A search warrant affidavit for Martinez's home gave police the authority to search the premises for a bloody T-shirt, a white baseball cap, a brown sweater and a blue and gray sweater.

A list of items taken from the home and left behind by police included cell phones, identification cards, a machete, knives and the assault pistol. Martinez said - and authorities confirmed - that police also took away the suspect's new Chrysler 300.

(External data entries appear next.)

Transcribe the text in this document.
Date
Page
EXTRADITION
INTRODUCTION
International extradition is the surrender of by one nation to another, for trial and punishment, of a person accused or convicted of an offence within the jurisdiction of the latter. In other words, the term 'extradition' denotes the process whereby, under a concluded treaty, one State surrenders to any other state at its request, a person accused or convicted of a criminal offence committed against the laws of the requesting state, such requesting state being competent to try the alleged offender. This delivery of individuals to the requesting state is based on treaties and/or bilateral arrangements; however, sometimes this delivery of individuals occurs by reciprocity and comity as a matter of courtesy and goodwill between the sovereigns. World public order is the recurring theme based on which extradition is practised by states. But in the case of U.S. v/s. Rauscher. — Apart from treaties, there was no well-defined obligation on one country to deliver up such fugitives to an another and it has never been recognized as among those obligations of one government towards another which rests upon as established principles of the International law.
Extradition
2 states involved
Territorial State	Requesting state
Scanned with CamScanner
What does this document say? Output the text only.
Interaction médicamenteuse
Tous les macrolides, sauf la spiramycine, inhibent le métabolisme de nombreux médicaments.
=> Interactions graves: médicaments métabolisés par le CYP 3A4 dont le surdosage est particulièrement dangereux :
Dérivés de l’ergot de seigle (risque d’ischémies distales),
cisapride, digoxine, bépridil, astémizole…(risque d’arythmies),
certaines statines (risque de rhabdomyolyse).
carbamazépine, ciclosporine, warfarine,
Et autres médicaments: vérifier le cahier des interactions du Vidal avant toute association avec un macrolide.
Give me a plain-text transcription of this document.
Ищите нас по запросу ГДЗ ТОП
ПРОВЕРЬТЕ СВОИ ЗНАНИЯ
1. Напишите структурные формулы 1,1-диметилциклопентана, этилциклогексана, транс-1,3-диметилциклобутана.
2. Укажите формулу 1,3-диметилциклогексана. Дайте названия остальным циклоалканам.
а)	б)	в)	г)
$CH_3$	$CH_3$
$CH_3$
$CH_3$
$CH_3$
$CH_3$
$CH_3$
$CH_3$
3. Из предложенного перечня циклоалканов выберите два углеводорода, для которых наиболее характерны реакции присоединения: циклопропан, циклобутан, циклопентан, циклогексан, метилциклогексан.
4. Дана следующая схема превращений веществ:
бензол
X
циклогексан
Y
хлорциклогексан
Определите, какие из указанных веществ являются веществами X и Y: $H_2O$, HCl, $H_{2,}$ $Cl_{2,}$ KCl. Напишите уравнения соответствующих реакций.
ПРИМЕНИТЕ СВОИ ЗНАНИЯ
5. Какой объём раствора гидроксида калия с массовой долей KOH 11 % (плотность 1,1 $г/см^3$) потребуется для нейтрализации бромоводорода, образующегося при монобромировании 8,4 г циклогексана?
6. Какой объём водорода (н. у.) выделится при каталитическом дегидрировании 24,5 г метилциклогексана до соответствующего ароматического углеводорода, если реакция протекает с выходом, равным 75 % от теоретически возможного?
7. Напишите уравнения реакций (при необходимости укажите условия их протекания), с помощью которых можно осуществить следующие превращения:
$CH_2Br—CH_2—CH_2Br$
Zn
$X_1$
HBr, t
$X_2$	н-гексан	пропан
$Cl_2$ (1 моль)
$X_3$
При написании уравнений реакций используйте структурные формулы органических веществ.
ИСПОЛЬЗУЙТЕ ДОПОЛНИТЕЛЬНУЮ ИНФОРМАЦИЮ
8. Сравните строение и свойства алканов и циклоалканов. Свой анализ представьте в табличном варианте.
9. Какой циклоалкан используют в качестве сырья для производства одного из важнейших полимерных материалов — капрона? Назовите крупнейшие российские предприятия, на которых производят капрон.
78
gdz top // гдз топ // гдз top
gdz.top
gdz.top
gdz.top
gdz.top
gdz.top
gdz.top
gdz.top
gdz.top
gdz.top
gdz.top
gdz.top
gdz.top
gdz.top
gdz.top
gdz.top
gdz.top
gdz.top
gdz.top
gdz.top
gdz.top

Martinez and her family spent much of today cleaning up after the police raid of her two-story home in a modest neighborhood in the unincorporated Contra Costa County town. The home is on a main thoroughfare that shares a border with Richmond and is near a cemetery and Hilltop Mall.

At the press conference, Chief Heather Fong offered condolences to the family and thanked the community for its help. The case, she said, was broken after a man arrested by patrol officers identified Ramos as being involved in the shooting.

The Bolognas were on Congdon Street in the Excelsior just after 3 p.m. Sunday, driving home from a barbecue in Fairfield, when they inadvertently blocked another car from completing a left turn onto Congdon from Maynard Street, police said.

The shooting occurred after the elder Bologna backed up and let the car by, police said.

Tony Bologna, the night shift supervisor at a San Mateo grocery store, and Michael Bologna, a student at the College of San Mateo, were pronounced dead at the scene. Matthew Bologna, who attended Lincoln High School in San Francisco, died Tuesday night at San Francisco General Hospital.

The family has established two accounts for contributions. One is the Anthony Bologna Children's Fund, No. 934-426443-9, c/o Washington Mutual Bank, 845 Laurel St., San Carlos, CA 94070.

The other account has been created at Wells Fargo Bank. Checks can be made payable to the Bologna Family Fund, c/o Wells Fargo Private Client Services, Mac No. A0101-071, 420 Montgomery St., seventh floor, San Francisco, CA 94104.